Dance
An Uneasy Holiday at PS122s COIL Festival
Everyone is watching TV. Three performers sit in the front row of the audience, monitors on their laps, staring into the glowing screens. Two more lounge on a couch onstage, gazing up at projections of dancing bodies, running legs, or kitchen table snacking. One of the TV zombies wears the orange jumpsuit of an inmate.

This is the scene greeting the audience as they arrive for Holiday House. Presented by The Body Cartography Project, a ten-year-old dance company exploring movement and environment through video and live performance, Holiday House was offered as part of PS122’s annual COIL Festival in January. The work investigates the altered state of a holiday: how things change when there’s nothing that really needs to be done, when one’s normal routine is cast away. But this is not so much sweet relief as cabin fever. The dancers oscillate between jittery energy and slumped defeat, embodying the unfocused energy of recent retirees trying to acclimate to a new abundance of leisure.
At times this is funny: the awkward tension at a crowded dinner table is answered by dancers slapping utensils or citrus fruits on the tabletop, at first dramatically, one at a time, then with increasing chaos until all manner of kitchen items are spinning or falling or rolling, and dancers are grabbing and crawling and throwing, under the table, through the air.
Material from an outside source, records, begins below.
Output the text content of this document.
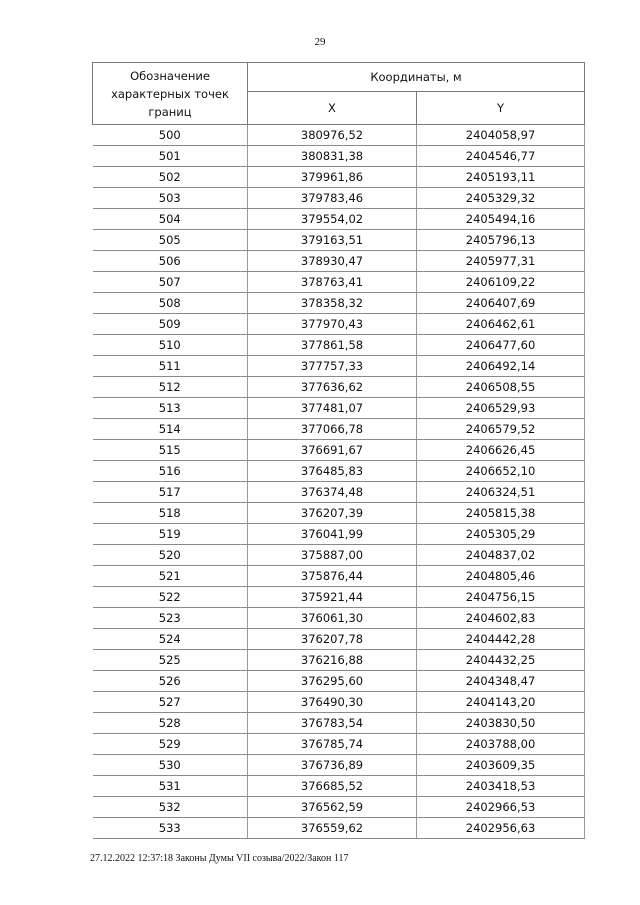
29
Обозначение характерных точек границ	Координаты, м	
	X	Y
500	380976,52	2404058,97
501	380831,38	2404546,77
502	379961,86	2405193,11
503	379783,46	2405329,32
504	379554,02	2405494,16
505	379163,51	2405796,13
506	378930,47	2405977,31
507	378763,41	2406109,22
508	378358,32	2406407,69
509	377970,43	2406462,61
510	377861,58	2406477,60
511	377757,33	2406492,14
512	377636,62	2406508,55
513	377481,07	2406529,93
514	377066,78	2406579,52
515	376691,67	2406626,45
516	376485,83	2406652,10
517	376374,48	2406324,51
518	376207,39	2405815,38
519	376041,99	2405305,29
520	375887,00	2404837,02
521	375876,44	2404805,46
522	375921,44	2404756,15
523	376061,30	2404602,83
524	376207,78	2404442,28
525	376216,88	2404432,25
526	376295,60	2404348,47
527	376490,30	2404143,20
528	376783,54	2403830,50
529	376785,74	2403788,00
530	376736,89	2403609,35
531	376685,52	2403418,53
532	376562,59	2402966,53
533	376559,62	2402956,63
27.12.2022 12:37:18 Законы Думы VII созыва/2022/Закон 117
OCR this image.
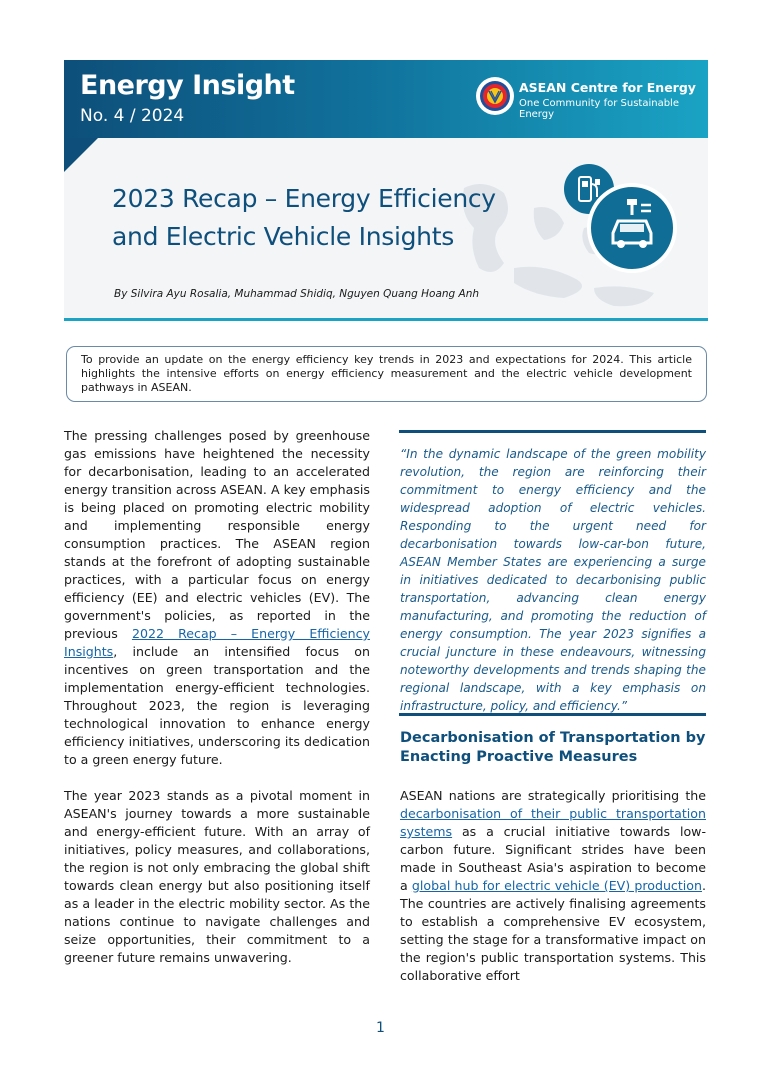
Energy Insight
No. 4 / 2024
ASEAN Centre for Energy
One Community for Sustainable Energy
2023 Recap – Energy Efficiency
and Electric Vehicle Insights
By Silvira Ayu Rosalia, Muhammad Shidiq, Nguyen Quang Hoang Anh
To provide an update on the energy efficiency key trends in 2023 and expectations for 2024. This article highlights the intensive efforts on energy efficiency measurement and the electric vehicle development pathways in ASEAN.

The pressing challenges posed by greenhouse gas emissions have heightened the necessity for decarbonisation, leading to an accelerated energy transition across ASEAN. A key emphasis is being placed on promoting electric mobility and implementing responsible energy consumption practices. The ASEAN region stands at the forefront of adopting sustainable practices, with a particular focus on energy efficiency (EE) and electric vehicles (EV). The government's policies, as reported in the previous 2022 Recap – Energy Efficiency Insights, include an intensified focus on incentives on green transportation and the implementation energy-efficient technologies. Throughout 2023, the region is leveraging technological innovation to enhance energy efficiency initiatives, underscoring its dedication to a green energy future.

The year 2023 stands as a pivotal moment in ASEAN's journey towards a more sustainable and energy-efficient future. With an array of initiatives, policy measures, and collaborations, the region is not only embracing the global shift towards clean energy but also positioning itself as a leader in the electric mobility sector. As the nations continue to navigate challenges and seize opportunities, their commitment to a greener future remains unwavering.

“In the dynamic landscape of the green mobility revolution, the region are reinforcing their commitment to energy efficiency and the widespread adoption of electric vehicles. Responding to the urgent need for decarbonisation towards low-car-bon future, ASEAN Member States are experiencing a surge in initiatives dedicated to decarbonising public transportation, advancing clean energy manufacturing, and promoting the reduction of energy consumption. The year 2023 signifies a crucial juncture in these endeavours, witnessing noteworthy developments and trends shaping the regional landscape, with a key emphasis on infrastructure, policy, and efficiency.”
Decarbonisation of Transportation by Enacting Proactive Measures
ASEAN nations are strategically prioritising the decarbonisation of their public transportation systems as a crucial initiative towards low-carbon future. Significant strides have been made in Southeast Asia's aspiration to become a global hub for electric vehicle (EV) production. The countries are actively finalising agreements to establish a comprehensive EV ecosystem, setting the stage for a transformative impact on the region's public transportation systems. This collaborative effort
1
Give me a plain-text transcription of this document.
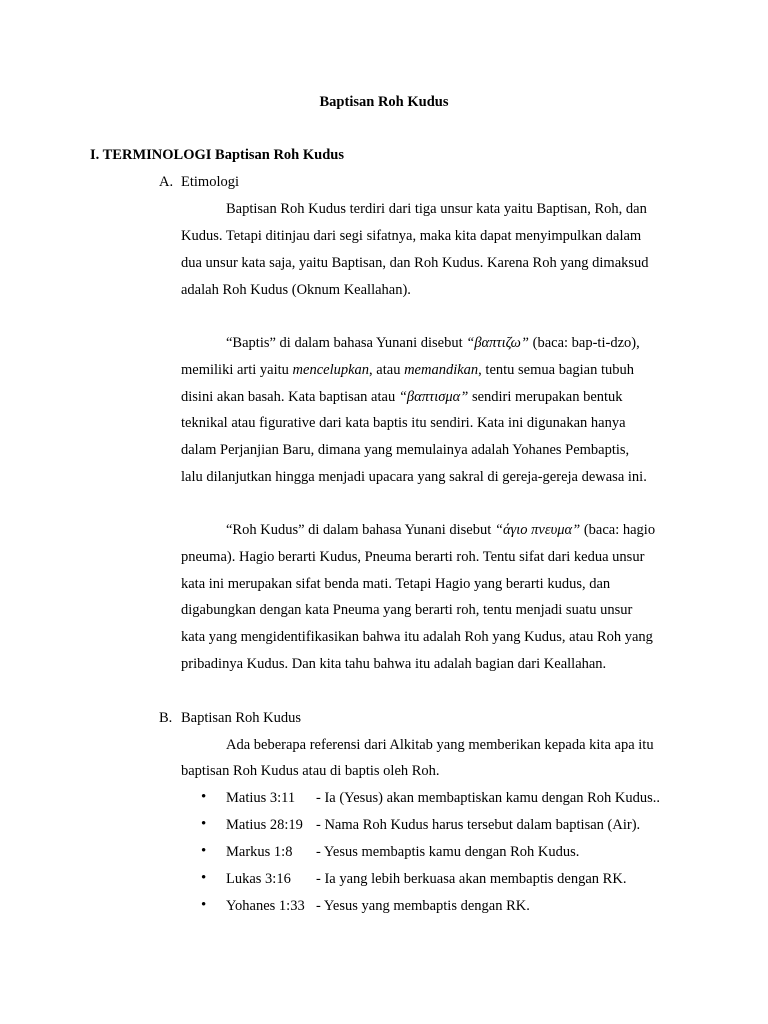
Baptisan Roh Kudus
I. TERMINOLOGI Baptisan Roh Kudus
A. Etimologi
Baptisan Roh Kudus terdiri dari tiga unsur kata yaitu Baptisan, Roh, dan
Kudus. Tetapi ditinjau dari segi sifatnya, maka kita dapat menyimpulkan dalam
dua unsur kata saja, yaitu Baptisan, dan Roh Kudus. Karena Roh yang dimaksud
adalah Roh Kudus (Oknum Keallahan).
“Baptis” di dalam bahasa Yunani disebut “βαπτιζω” (baca: bap-ti-dzo),
memiliki arti yaitu mencelupkan, atau memandikan, tentu semua bagian tubuh
disini akan basah. Kata baptisan atau “βαπτισμα” sendiri merupakan bentuk
teknikal atau figurative dari kata baptis itu sendiri. Kata ini digunakan hanya
dalam Perjanjian Baru, dimana yang memulainya adalah Yohanes Pembaptis,
lalu dilanjutkan hingga menjadi upacara yang sakral di gereja-gereja dewasa ini.
“Roh Kudus” di dalam bahasa Yunani disebut “άγιο πνευμα” (baca: hagio
pneuma). Hagio berarti Kudus, Pneuma berarti roh. Tentu sifat dari kedua unsur
kata ini merupakan sifat benda mati. Tetapi Hagio yang berarti kudus, dan
digabungkan dengan kata Pneuma yang berarti roh, tentu menjadi suatu unsur
kata yang mengidentifikasikan bahwa itu adalah Roh yang Kudus, atau Roh yang
pribadinya Kudus. Dan kita tahu bahwa itu adalah bagian dari Keallahan.
B. Baptisan Roh Kudus
Ada beberapa referensi dari Alkitab yang memberikan kepada kita apa itu
baptisan Roh Kudus atau di baptis oleh Roh.
• Matius 3:11 - Ia (Yesus) akan membaptiskan kamu dengan Roh Kudus..
• Matius 28:19 - Nama Roh Kudus harus tersebut dalam baptisan (Air).
• Markus 1:8 - Yesus membaptis kamu dengan Roh Kudus.
• Lukas 3:16 - Ia yang lebih berkuasa akan membaptis dengan RK.
• Yohanes 1:33 - Yesus yang membaptis dengan RK.
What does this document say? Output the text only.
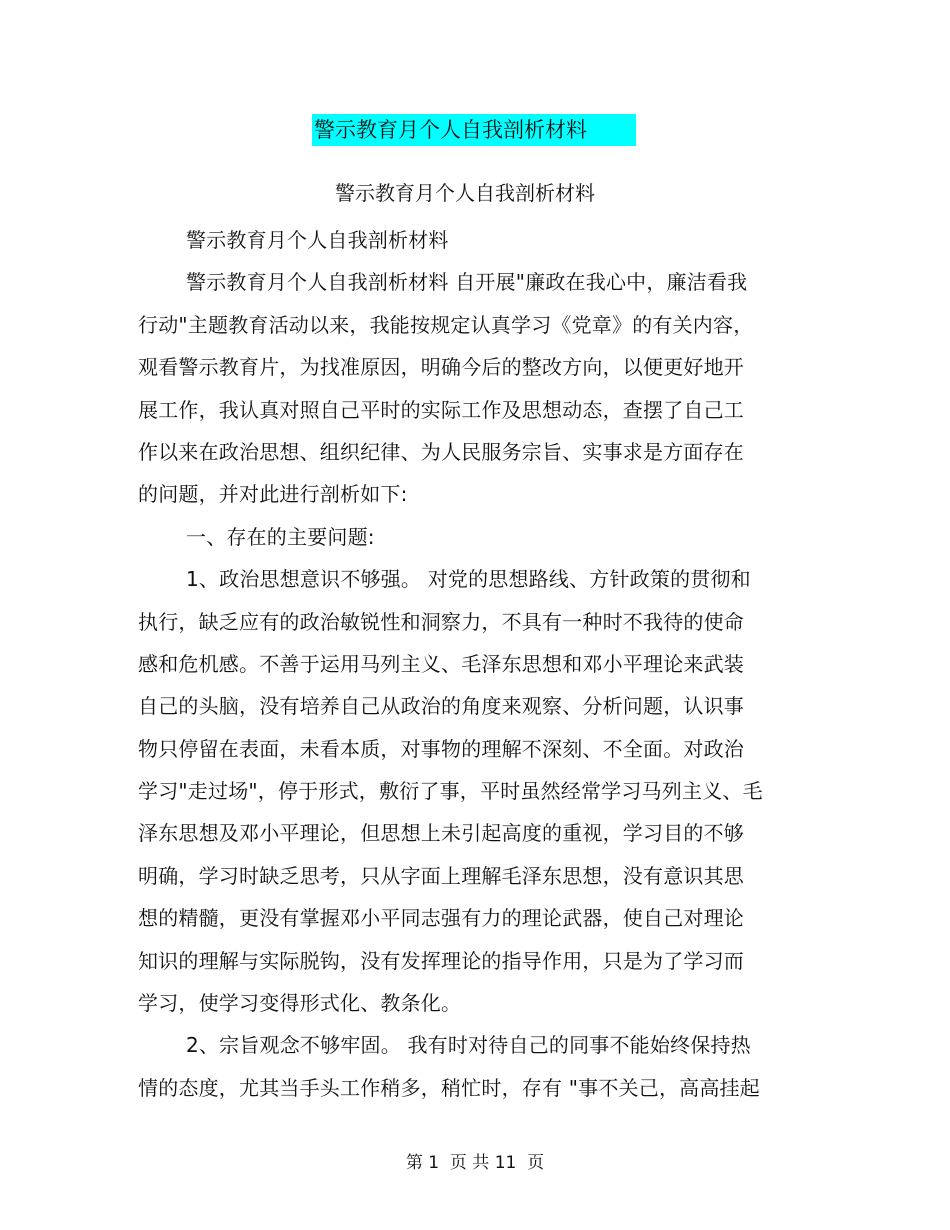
警示教育月个人自我剖析材料
警示教育月个人自我剖析材料
警示教育月个人自我剖析材料
警示教育月个人自我剖析材料 自开展"廉政在我心中，廉洁看我
行动"主题教育活动以来，我能按规定认真学习《党章》的有关内容，
观看警示教育片，为找准原因，明确今后的整改方向，以便更好地开
展工作，我认真对照自己平时的实际工作及思想动态，查摆了自己工
作以来在政治思想、组织纪律、为人民服务宗旨、实事求是方面存在
的问题，并对此进行剖析如下:
一、存在的主要问题:
1、政治思想意识不够强。 对党的思想路线、方针政策的贯彻和
执行，缺乏应有的政治敏锐性和洞察力，不具有一种时不我待的使命
感和危机感。不善于运用马列主义、毛泽东思想和邓小平理论来武装
自己的头脑，没有培养自己从政治的角度来观察、分析问题，认识事
物只停留在表面，未看本质，对事物的理解不深刻、不全面。对政治
学习"走过场"，停于形式，敷衍了事，平时虽然经常学习马列主义、毛
泽东思想及邓小平理论，但思想上未引起高度的重视，学习目的不够
明确，学习时缺乏思考，只从字面上理解毛泽东思想，没有意识其思
想的精髓，更没有掌握邓小平同志强有力的理论武器，使自己对理论
知识的理解与实际脱钩，没有发挥理论的指导作用，只是为了学习而
学习，使学习变得形式化、教条化。
2、宗旨观念不够牢固。 我有时对待自己的同事不能始终保持热
情的态度，尤其当手头工作稍多，稍忙时，存有 "事不关己，高高挂起
第 1  页 共 11  页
Laughter from the audience. More often, though, Holiday House is darker, and a touch spooky. Tim Glenn’s soundscape features barking dogs and sirens, soft electrical hums, and a glub-glub noise that seems to be coming from underwater and far away. Reality is different at the Holiday House.
The COIL version of this show is a couple of generations removed from its first manifestation. Originally a dance film, Holiday House has since been performed as a stage work and a site-specific piece in directors Olive Bierenga and Otto Ramstad’s home. For PS122, it has been modified again. Despite video projections of brick walls and chipping paint, intended to locate the piece in an actual house, the proscenium situation is overpowering.
It’s a shame that the specificity of place, supposedly a cornerstone of the dance, is diffused here. In exchange, however, we are treated to unobstructed views of a cast of extraordinary movers. Quicksilver Olive Bieringa attacks space with power and agility. Dustin Haug’s virtuoso duet with a red bicycle is reason enough to leave home on a cold night: frantically twisting the front wheel, Haug balances on the seat and jerks at the handlebars, then repeatedly crashes into the set while remaining upright. Later, Emily Johnson, a captivating noodle of a dancer, squiggles and flops into off-center shapes and curious positions, her partner Ramstad countering her movements.
In all, content may have overshadowed concept at PS122, but no matter. The dancing in Holiday House is at least as absorbing as any TV screen.